Die vorherigen Blogbeiträge haben bereits die Theorie des Empowermental Climate vorgestellt und die Athlet*innenperspektive eingebracht. Nun wird die Trainerinnen-Perspektive von Viola Kleiser vorgestellt, damit ein Gesamtbild entsteht. Eines zeigte sich, dass Kleiser nicht bewusst die Theorie anwandte, sondern sich mit verschiedenen wissenschaftlichen Theorien auseinandersetze und das, was für sie stimmig erschien mitnahm. Die Athlet*innen erzählen von einer angenehmen Atmosphäre im Team und konnten ihre sportliche Leistung verbessern.

Viola Kleiser

Von der Spitzenathletin zur Trainerin: Viola Kleiser begann ihre Leistungssportkarriere mit 20 Jahren. Sie erhielt ein Sportstipendium in Missouri und verbrachte somit zwei Jahre in Amerika und übte dort ihren Sport “Track and Field” (Leichtathletik) aus. Danach hatte sie ihren Trainingsmittelpunkt in Österreich, u.a. bei Sprint – Nationaltrainer Philipp Unfried.  Zu ihren sportlichen Erfolgen zählen mehrere Staatsmeisterinnen-Titel in den Sprint-Disziplinen 60m, 100m & 200m. Ebenso nahm sie als Bobfahrerin 2014 bei den Olympischen Spielen in Sotschi teil. Im Jahr 2017 begann sie mit Kindertraining im SLZ St.Pölten und heute ist sie ÖLV-Stützpunkttrainerin und Landeskoordinatorin.

Viola Kleiser startete ihre Trainerinnentätigkeit ohne konkreten Plan/Ziel, wohin sich die Trainingsgruppe entwickeln sollte. Sie holte die Trainer*innenausbildung nach und absolvierte die A-Trainer*innenlizenz im Deutschen Leichtathletikverband.
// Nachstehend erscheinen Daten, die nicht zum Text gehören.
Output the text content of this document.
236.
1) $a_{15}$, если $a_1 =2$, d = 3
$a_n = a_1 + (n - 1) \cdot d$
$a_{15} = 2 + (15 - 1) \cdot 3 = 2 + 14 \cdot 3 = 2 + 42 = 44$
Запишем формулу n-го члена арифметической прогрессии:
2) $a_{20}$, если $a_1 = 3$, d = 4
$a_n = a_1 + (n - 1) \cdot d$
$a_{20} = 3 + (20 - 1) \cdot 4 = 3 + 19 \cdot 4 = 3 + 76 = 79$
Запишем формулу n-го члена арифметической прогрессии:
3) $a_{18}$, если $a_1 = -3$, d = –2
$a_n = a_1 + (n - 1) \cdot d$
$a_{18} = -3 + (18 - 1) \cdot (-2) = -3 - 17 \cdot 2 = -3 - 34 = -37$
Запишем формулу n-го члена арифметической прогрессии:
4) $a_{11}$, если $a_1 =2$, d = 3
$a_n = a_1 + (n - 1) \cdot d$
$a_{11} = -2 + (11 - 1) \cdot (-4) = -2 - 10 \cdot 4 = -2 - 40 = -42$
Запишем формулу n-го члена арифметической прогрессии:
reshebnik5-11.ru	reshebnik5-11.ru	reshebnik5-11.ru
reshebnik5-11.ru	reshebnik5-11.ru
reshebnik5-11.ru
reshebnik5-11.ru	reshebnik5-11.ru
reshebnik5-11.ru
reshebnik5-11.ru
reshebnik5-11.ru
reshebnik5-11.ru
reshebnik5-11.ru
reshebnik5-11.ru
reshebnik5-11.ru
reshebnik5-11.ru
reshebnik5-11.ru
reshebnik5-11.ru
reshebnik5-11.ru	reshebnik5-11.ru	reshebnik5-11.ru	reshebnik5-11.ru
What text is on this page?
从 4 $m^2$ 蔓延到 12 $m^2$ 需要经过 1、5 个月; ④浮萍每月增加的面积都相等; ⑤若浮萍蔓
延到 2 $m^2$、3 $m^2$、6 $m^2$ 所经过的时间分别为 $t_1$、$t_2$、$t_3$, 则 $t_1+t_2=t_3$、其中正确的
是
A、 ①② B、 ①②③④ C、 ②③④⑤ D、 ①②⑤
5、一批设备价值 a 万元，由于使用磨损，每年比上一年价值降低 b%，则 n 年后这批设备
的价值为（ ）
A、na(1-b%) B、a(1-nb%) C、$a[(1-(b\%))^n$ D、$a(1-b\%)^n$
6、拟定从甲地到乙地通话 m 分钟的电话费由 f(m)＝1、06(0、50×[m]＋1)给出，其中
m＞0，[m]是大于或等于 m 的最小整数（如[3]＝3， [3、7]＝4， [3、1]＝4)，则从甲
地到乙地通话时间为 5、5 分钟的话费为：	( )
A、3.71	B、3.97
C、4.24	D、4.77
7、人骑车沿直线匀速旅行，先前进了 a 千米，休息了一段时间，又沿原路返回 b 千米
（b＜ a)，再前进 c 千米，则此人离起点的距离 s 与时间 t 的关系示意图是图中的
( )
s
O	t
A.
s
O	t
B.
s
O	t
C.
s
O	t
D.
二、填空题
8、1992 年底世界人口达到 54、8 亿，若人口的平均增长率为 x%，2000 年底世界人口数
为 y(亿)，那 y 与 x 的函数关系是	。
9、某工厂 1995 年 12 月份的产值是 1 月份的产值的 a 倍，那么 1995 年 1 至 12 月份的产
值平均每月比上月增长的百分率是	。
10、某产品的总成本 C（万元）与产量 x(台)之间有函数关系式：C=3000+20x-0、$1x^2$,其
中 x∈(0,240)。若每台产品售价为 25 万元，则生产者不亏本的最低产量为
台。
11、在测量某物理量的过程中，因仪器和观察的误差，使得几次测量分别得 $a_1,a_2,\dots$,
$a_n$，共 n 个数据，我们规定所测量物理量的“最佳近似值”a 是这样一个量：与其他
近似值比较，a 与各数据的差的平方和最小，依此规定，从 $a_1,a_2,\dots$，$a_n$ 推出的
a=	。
Durch den Austausch mit Kolleg*innen aus der Schweiz, ihr Psychologie und Philosophie Studium sowie ihre persönliche Weiterentwicklung hinsichtlich Kommunikationstheorien versucht Viola den aktuellen Stand der Wissenschaft in die Trainingsgruppe einfließen zu lassen. Sie ist sozusagen gemeinsam mit ihrer Aufgabe und den Athlet*innen gewachsen. Aus unserer Perspektive zeichnet Viola Kleiser ebenso eine reflektierte Trainerinnenhaltung aus.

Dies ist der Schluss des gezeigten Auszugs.